No. They're going to do their own thing, and won't support arrays to start with.

But their interface is going to look very similar to the MOI data structure so we were just riffing on some ideas.

It'll look something like

GRBaddnonlinearexpression(
    grb,
    result_variable::Int,
    n_nodes::Int,
    n_data::Int,
    node_types::Vector{Int},
    node_parents::Vector{Int},
    node_values::Vector{Int},
    data::Vector{Float64},
)
rluce commented 9 months ago

Correct, no vector in- our output planned for Gurobi, but the concept is very tempting 😄 .

But matrices are a bit more complicated. We'd need to encode (rows, cols). One option would be to store the size as a packed value::Int64

Another option could be to put dimensionality information in the value array, viz.

A = [1 2; 3 4]
x = [MOI.VariableIndex(1), MOI.VariableIndex(2)]

f(x) = sum(A * x)

|  i | node_type    | parent | value  | 
|  1 | SCALAR_CALL  |     -1 | OP_SUM |
|  2 | RESULT_ARRAY |      1 | 9      |
|  3 | RESULT       |      2 | NaN    |
|  4 | RESULT       |      2 | NaN    |
|  5 | VECTOR_CALL  |      2 | OP_MUL |
|  6 | ARRAY        |      5 | 7      |
|  7 | CONSTANT     |      6 | 1      |
|  8 | CONSTANT     |      6 | 2      |
|  9 | CONSTANT     |      6 | 3      |
| 10 | CONSTANT     |      6 | 4      |
| 11 | ARRAY        |      5 | 5      |
| 12 | VARIABLE     |     11 | 1      |
| 13 | VARIABLE     |     11 | 2      |

[1.0, 3.0, 2.0, 4.0, 2.0, 0.0, 2.0, 2.0, 2.0, 0.0]

with the understanding that an ARRAY node will always read 2 consecutive values from the value array. Not pretty, but maybe more consistent with the idea that value is the place to store static data.

odow commented 9 months ago

I guess there are multiple options for the size.

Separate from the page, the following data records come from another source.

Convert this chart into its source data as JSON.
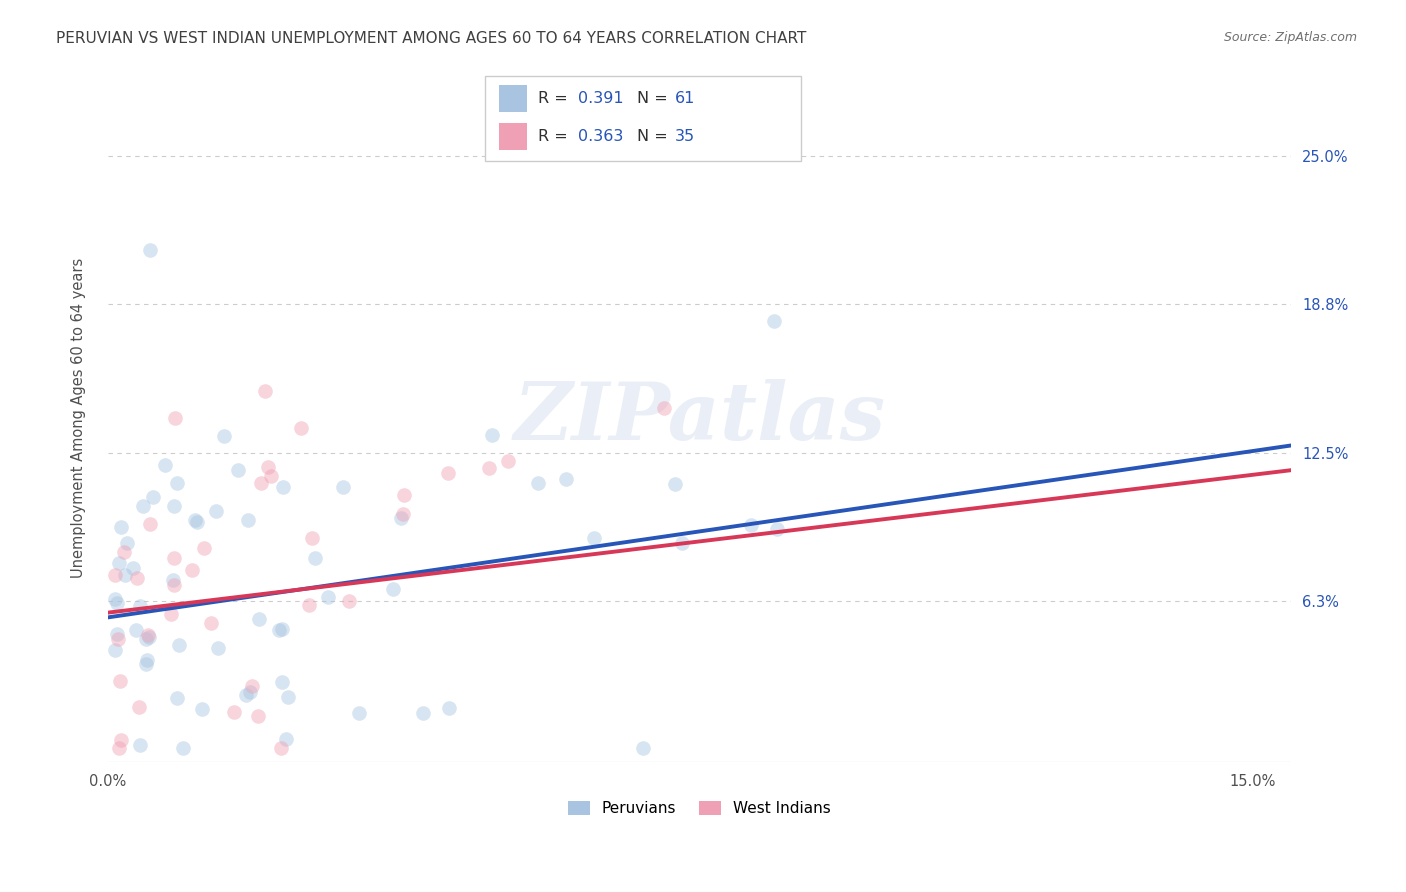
{
  "title": "PERUVIAN VS WEST INDIAN UNEMPLOYMENT AMONG AGES 60 TO 64 YEARS CORRELATION CHART",
  "source": "Source: ZipAtlas.com",
  "ylabel": "Unemployment Among Ages 60 to 64 years",
  "xlim": [
    0.0,
    0.155
  ],
  "ylim": [
    -0.005,
    0.285
  ],
  "ytick_vals": [
    0.063,
    0.125,
    0.188,
    0.25
  ],
  "ytick_labels": [
    "6.3%",
    "12.5%",
    "18.8%",
    "25.0%"
  ],
  "xticklabels": [
    "0.0%",
    "15.0%"
  ],
  "xtick_vals": [
    0.0,
    0.15
  ],
  "peruvian_color": "#a8c4e0",
  "west_indian_color": "#f0a0b4",
  "peruvian_line_color": "#2855b8",
  "west_indian_line_color": "#d83858",
  "R_peruvian": "0.391",
  "N_peruvian": "61",
  "R_west_indian": "0.363",
  "N_west_indian": "35",
  "legend_label_1": "Peruvians",
  "legend_label_2": "West Indians",
  "watermark": "ZIPatlas",
  "trend_peru_start_y": 0.056,
  "trend_peru_end_y": 0.126,
  "trend_west_start_y": 0.058,
  "trend_west_end_y": 0.116,
  "background_color": "#ffffff",
  "grid_color": "#cccccc",
  "title_color": "#404040",
  "dot_size": 110,
  "dot_alpha": 0.45,
  "line_width": 2.8
}
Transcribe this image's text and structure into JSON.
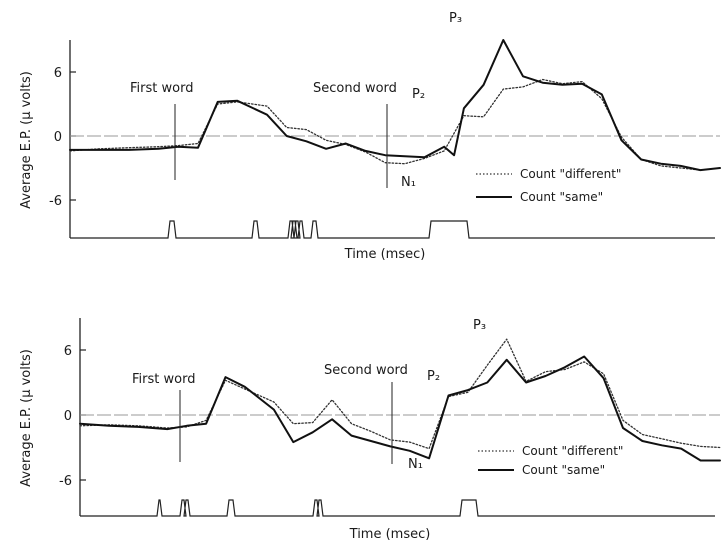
{
  "chart_data": [
    {
      "type": "line",
      "ylabel": "Average E.P. (µ volts)",
      "xlabel": "Time (msec)",
      "yticks": [
        "6",
        "0",
        "-6"
      ],
      "ylim": [
        -10,
        10
      ],
      "grid": false,
      "legend_position": "bottom-right",
      "annotations": {
        "first_word": "First word",
        "second_word": "Second word",
        "p2": "P₂",
        "p3": "P₃",
        "n1": "N₁"
      },
      "series": [
        {
          "name": "Count \"different\"",
          "style": "dotted",
          "color": "#333333",
          "x": [
            0,
            30,
            60,
            90,
            110,
            130,
            150,
            170,
            200,
            220,
            240,
            260,
            280,
            300,
            320,
            340,
            360,
            380,
            400,
            420,
            440,
            460,
            480,
            500,
            520,
            540,
            560,
            580,
            600,
            620,
            640,
            660
          ],
          "y": [
            -1.4,
            -1.2,
            -1.1,
            -1.0,
            -0.9,
            -0.7,
            3.0,
            3.2,
            2.8,
            0.8,
            0.6,
            -0.4,
            -0.8,
            -1.5,
            -2.5,
            -2.6,
            -2.1,
            -1.4,
            1.9,
            1.8,
            4.4,
            4.6,
            5.3,
            4.9,
            5.1,
            3.5,
            -0.1,
            -2.2,
            -2.8,
            -3.0,
            -3.2,
            -3.0
          ]
        },
        {
          "name": "Count \"same\"",
          "style": "solid",
          "color": "#111111",
          "x": [
            0,
            30,
            60,
            90,
            110,
            130,
            150,
            170,
            200,
            220,
            240,
            260,
            280,
            300,
            320,
            340,
            360,
            380,
            390,
            400,
            420,
            440,
            460,
            480,
            500,
            520,
            540,
            560,
            580,
            600,
            620,
            640,
            660
          ],
          "y": [
            -1.3,
            -1.3,
            -1.3,
            -1.2,
            -1.0,
            -1.1,
            3.2,
            3.3,
            2.0,
            0.0,
            -0.5,
            -1.2,
            -0.7,
            -1.4,
            -1.8,
            -1.9,
            -2.0,
            -1.0,
            -1.8,
            2.6,
            4.8,
            9.0,
            5.6,
            5.0,
            4.8,
            4.9,
            3.9,
            -0.4,
            -2.2,
            -2.6,
            -2.8,
            -3.2,
            -3.0
          ]
        }
      ],
      "stimulus_trace": "events"
    },
    {
      "type": "line",
      "ylabel": "Average E.P. (µ volts)",
      "xlabel": "Time (msec)",
      "yticks": [
        "6",
        "0",
        "-6"
      ],
      "ylim": [
        -10,
        10
      ],
      "grid": false,
      "legend_position": "bottom-right",
      "annotations": {
        "first_word": "First word",
        "second_word": "Second word",
        "p2": "P₂",
        "p3": "P₃",
        "n1": "N₁"
      },
      "series": [
        {
          "name": "Count \"different\"",
          "style": "dotted",
          "color": "#333333",
          "x": [
            0,
            30,
            60,
            90,
            110,
            130,
            150,
            170,
            200,
            220,
            240,
            260,
            280,
            300,
            320,
            340,
            360,
            380,
            400,
            420,
            440,
            460,
            480,
            500,
            520,
            540,
            560,
            580,
            600,
            620,
            640,
            660
          ],
          "y": [
            -1.0,
            -0.9,
            -1.0,
            -1.2,
            -1.1,
            -0.5,
            3.2,
            2.4,
            1.2,
            -0.8,
            -0.7,
            1.4,
            -0.8,
            -1.5,
            -2.3,
            -2.5,
            -3.1,
            1.7,
            2.1,
            4.6,
            7.0,
            3.1,
            4.0,
            4.2,
            4.9,
            3.8,
            -0.5,
            -1.8,
            -2.2,
            -2.6,
            -2.9,
            -3.0
          ]
        },
        {
          "name": "Count \"same\"",
          "style": "solid",
          "color": "#111111",
          "x": [
            0,
            30,
            60,
            90,
            110,
            130,
            150,
            170,
            200,
            220,
            240,
            260,
            280,
            300,
            320,
            340,
            360,
            380,
            400,
            420,
            440,
            460,
            480,
            500,
            520,
            540,
            560,
            580,
            600,
            620,
            640,
            660
          ],
          "y": [
            -0.8,
            -1.0,
            -1.1,
            -1.3,
            -1.0,
            -0.8,
            3.5,
            2.6,
            0.5,
            -2.5,
            -1.6,
            -0.4,
            -1.9,
            -2.4,
            -2.9,
            -3.3,
            -4.0,
            1.8,
            2.3,
            3.0,
            5.1,
            3.0,
            3.6,
            4.4,
            5.4,
            3.4,
            -1.2,
            -2.4,
            -2.8,
            -3.1,
            -4.2,
            -4.2
          ]
        }
      ],
      "stimulus_trace": "events"
    }
  ]
}
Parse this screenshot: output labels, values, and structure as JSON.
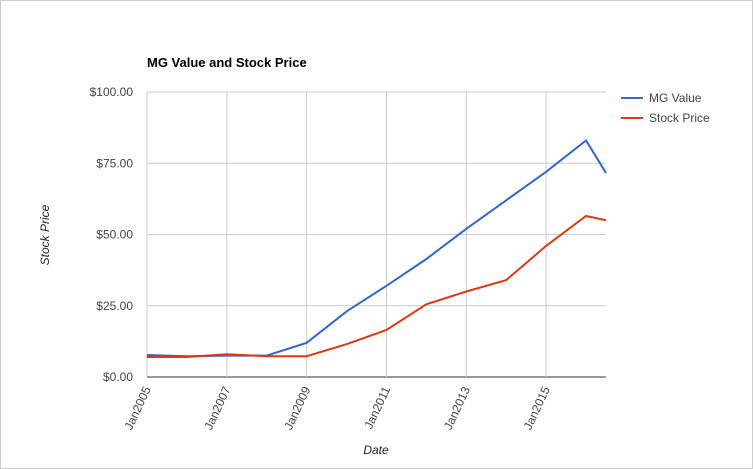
{
  "chart_data": {
    "type": "line",
    "title": "MG Value and Stock Price",
    "x_label": "Date",
    "y_label": "Stock Price",
    "x": [
      "2005-01",
      "2006-01",
      "2007-01",
      "2008-01",
      "2009-01",
      "2010-01",
      "2011-01",
      "2012-01",
      "2013-01",
      "2014-01",
      "2015-01",
      "2016-01",
      "2016-07"
    ],
    "series": [
      {
        "name": "MG Value",
        "color": "#3366cc",
        "values": [
          7.7,
          7.3,
          7.5,
          7.5,
          12,
          23,
          32,
          41.4,
          52,
          62,
          72,
          83,
          71.6
        ]
      },
      {
        "name": "Stock Price",
        "color": "#dc3912",
        "values": [
          7,
          7,
          8,
          7.3,
          7.3,
          11.5,
          16.5,
          25.5,
          30,
          34,
          46,
          56.5,
          55
        ]
      }
    ],
    "xlim": [
      "2005-01",
      "2016-07"
    ],
    "xticks": [
      {
        "value": "2005-01",
        "label": "Jan2005"
      },
      {
        "value": "2007-01",
        "label": "Jan2007"
      },
      {
        "value": "2009-01",
        "label": "Jan2009"
      },
      {
        "value": "2011-01",
        "label": "Jan2011"
      },
      {
        "value": "2013-01",
        "label": "Jan2013"
      },
      {
        "value": "2015-01",
        "label": "Jan2015"
      }
    ],
    "ylim": [
      0,
      100
    ],
    "yticks": [
      {
        "value": 0,
        "label": "$0.00"
      },
      {
        "value": 25,
        "label": "$25.00"
      },
      {
        "value": 50,
        "label": "$50.00"
      },
      {
        "value": 75,
        "label": "$75.00"
      },
      {
        "value": 100,
        "label": "$100.00"
      }
    ],
    "grid": true,
    "legend": "right"
  }
}
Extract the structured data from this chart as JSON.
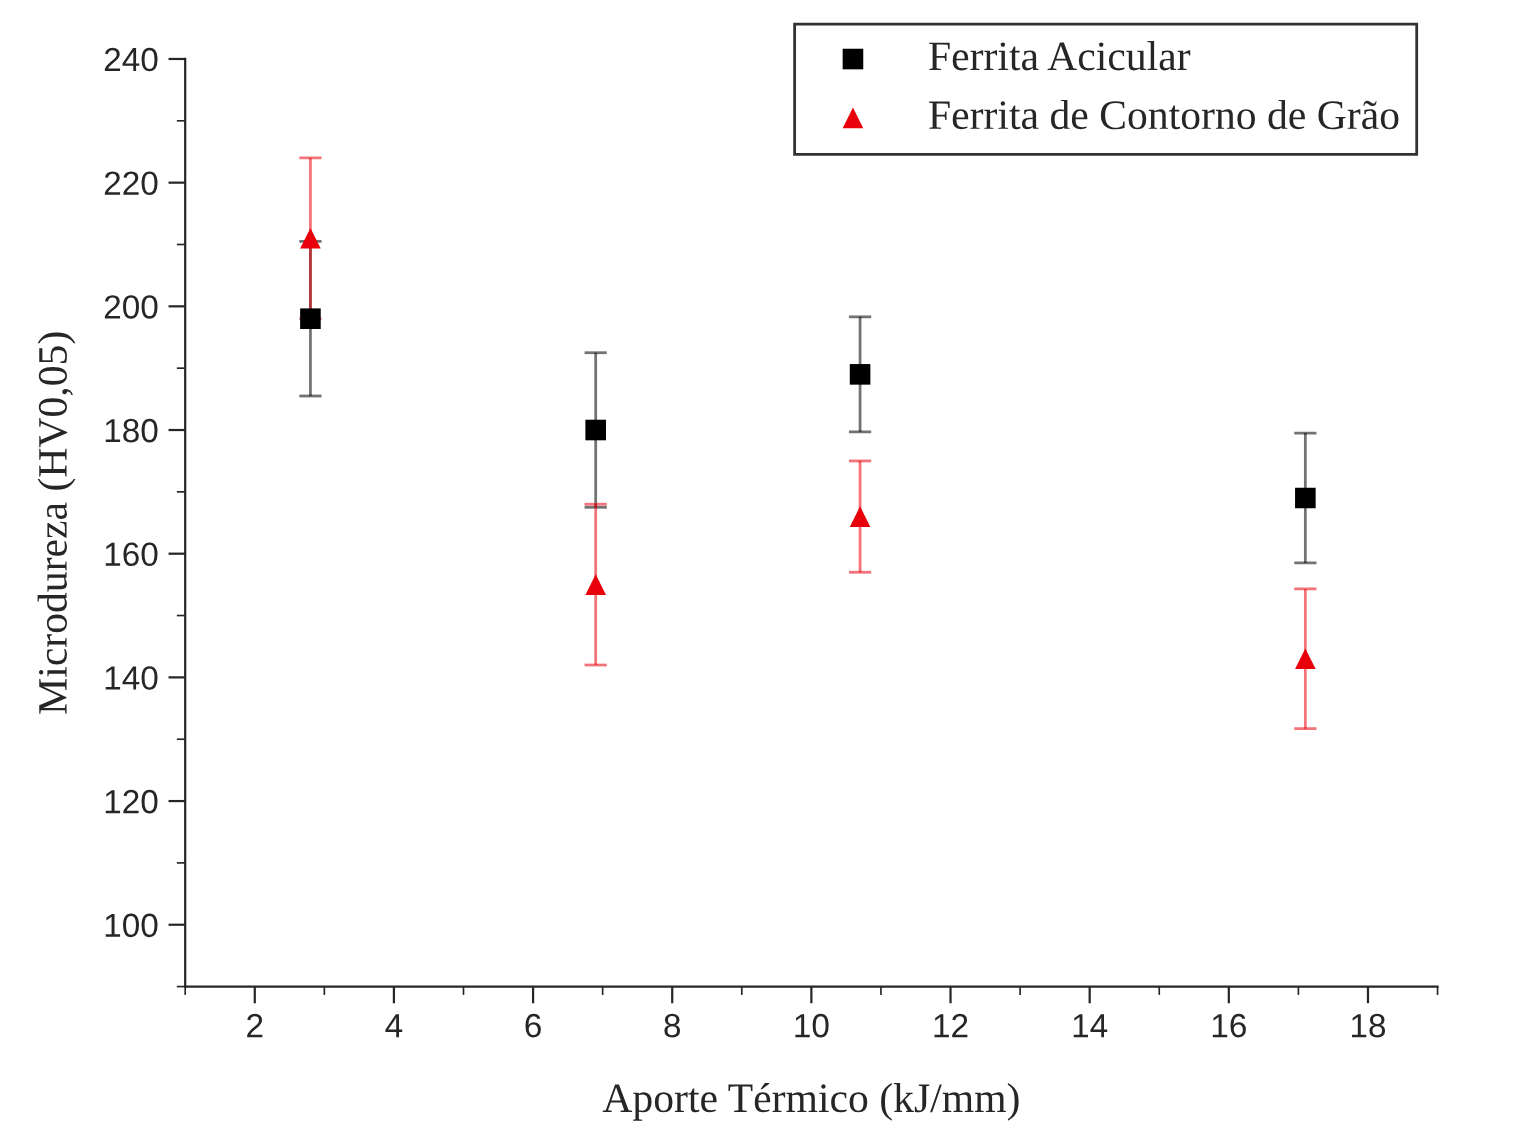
{
  "chart_data": {
    "type": "scatter",
    "xlabel": "Aporte Térmico (kJ/mm)",
    "ylabel": "Microdureza (HV0,05)",
    "xlim": [
      1,
      19
    ],
    "xticks": [
      2,
      4,
      6,
      8,
      10,
      12,
      14,
      16,
      18
    ],
    "ylim": [
      90,
      240
    ],
    "yticks": [
      100,
      120,
      140,
      160,
      180,
      200,
      220,
      240
    ],
    "grid": false,
    "legend": "top right",
    "series": [
      {
        "name": "Ferrita Acicular",
        "color": "#000000",
        "marker": "square",
        "x": [
          2.8,
          6.9,
          10.7,
          17.1
        ],
        "values": [
          198,
          180,
          189,
          169
        ],
        "errors": [
          12.5,
          12.5,
          9.3,
          10.5
        ]
      },
      {
        "name": "Ferrita de Contorno de Grão",
        "color": "#e8000b",
        "marker": "triangle",
        "x": [
          2.8,
          6.9,
          10.7,
          17.1
        ],
        "values": [
          211,
          155,
          166,
          143
        ],
        "errors": [
          13,
          13,
          9,
          11.3
        ]
      }
    ]
  }
}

It probably doesn't really matter which one you go with, so long as it is consistent.

The other option, instead of directly coding RESULT values, is to have a OP_GET_INDEX node which can lookup into the array.

|  i | OP_GET_INDEX       |      2 | 1  |

The benefit of this is that you don't need all the RESULT rows. but the downside is that on the reverse pass you'd need to allocate storage for the array ops, where as the RESULT rows could be filled in-place like normal.